The United States has no centralized agency that tracks intercountry adoptees and when/whether parents (or in cases of failed placements, the state) properly and timely file for citizenship paperwork. Most sending countries did not follow up regarding citizenship of the children sent to the United States for adoption, except for the South Korean government, who estimates that 20,000 of its adopted children have no finalized record of achieving citizenship. The estimated number of adult adoptees at risk for deportation is 35,000, based on the Department of State figures of total ­adoptions since the 1940s and assuming that the measured rate of failing to record U.S. citizenship applications documented by the South Korean government is representative across all sending countries.
 
Most countries now allow adoptions to be finalized abroad, meaning that these adoptees are now covered by the CCA. However, some countries and situations still do not allow finalization before adopted children reach the United States—this means that there will continue to be a steady stream of children at risk for deportation until this hole in the law is fixed.
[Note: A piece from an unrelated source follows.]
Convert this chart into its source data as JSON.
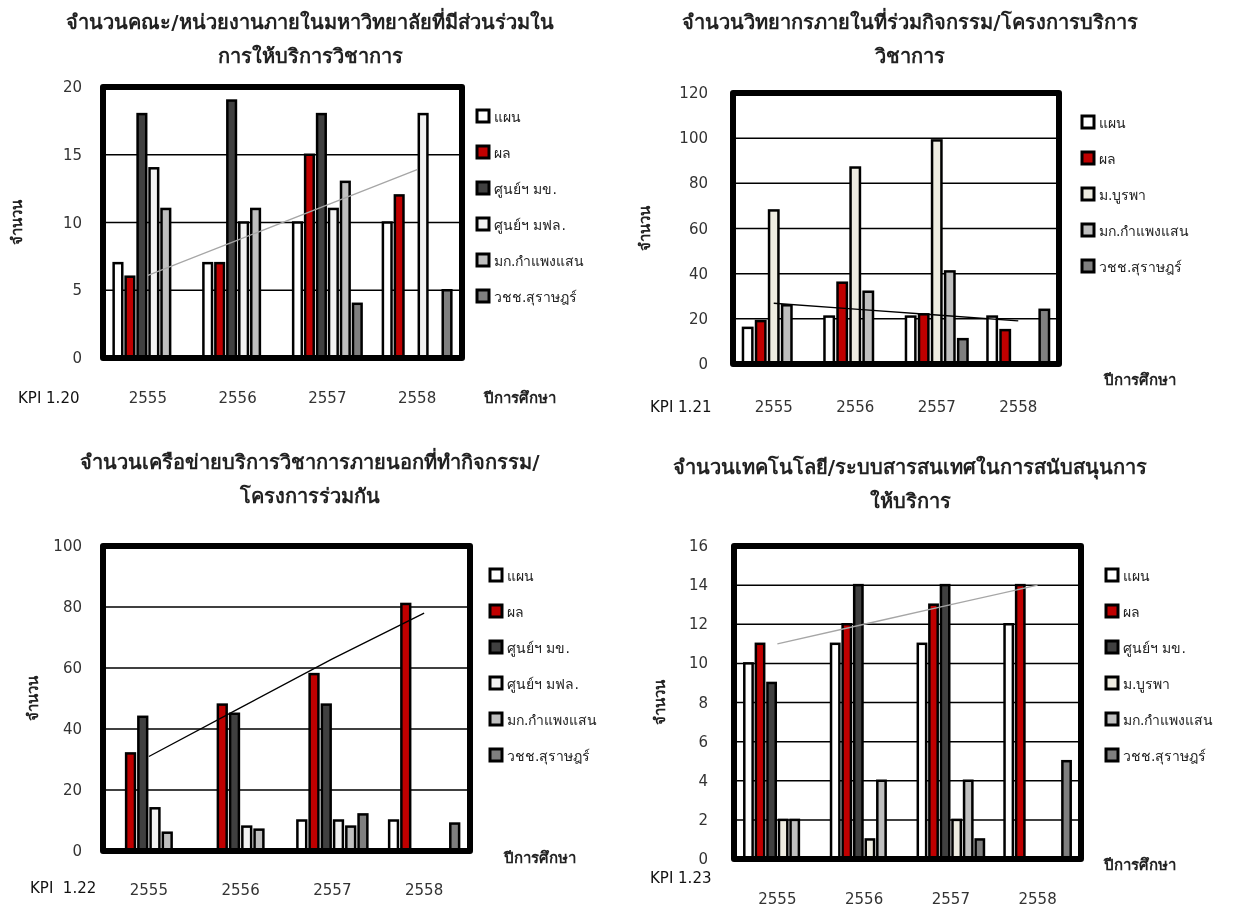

In these situations, even under current law, the adoptive parents must undergo two additional processes before the child turns 18 to ensure that they become U.S. citizens; the adoption must be finalized; and the parents must file for citizenship on behalf of the child with U.S. Citizenship and Immigration Services.
 
Attempting to close the gap in the law, in November 2015, the Adoptee Citizenship Act (ACA) was introduced with six senator co-signers. The ACA would grant ­retroactive U.S. citizenship to all internationally adopted individuals, regardless of when they were born. Several initiatives, ­including organized meetings and strategy sessions with congressional offices, led to the introduction of a House companion bill in June 2016. Several adult adoptees, adoptive parents and impacted adoptees have shared their stories and asked members of Congress for action. Unfortunately, although these bills were introduced with bipartisan support in the 114th Congress, neither bill reached a vote before the end of the session. The adoptee rights ­campaign is currently advocating for the ACA’s ­reintroduction in the 115th Congress.
 
On May 25, Philadelphia City councilmembers David Oh, Helen Gym and Al Taubenberger introduced a resolution urging the president and U.S. Congress to enact legislation ­securing citizenship of all intercountry adult adoptees. The resolution passed unanimously in Philadelphia City Council on June 7.
 
Internationally adopted individuals came to the United States at the request of U.S. citizen parents, with the help of the U.S. government and U.S. adoption agencies. Until the ACA or comparable legislation is passed, our country is not fulfilling the promise of adoption—permanent, secure placement for life—as adoptees continue to be at risk for deportation.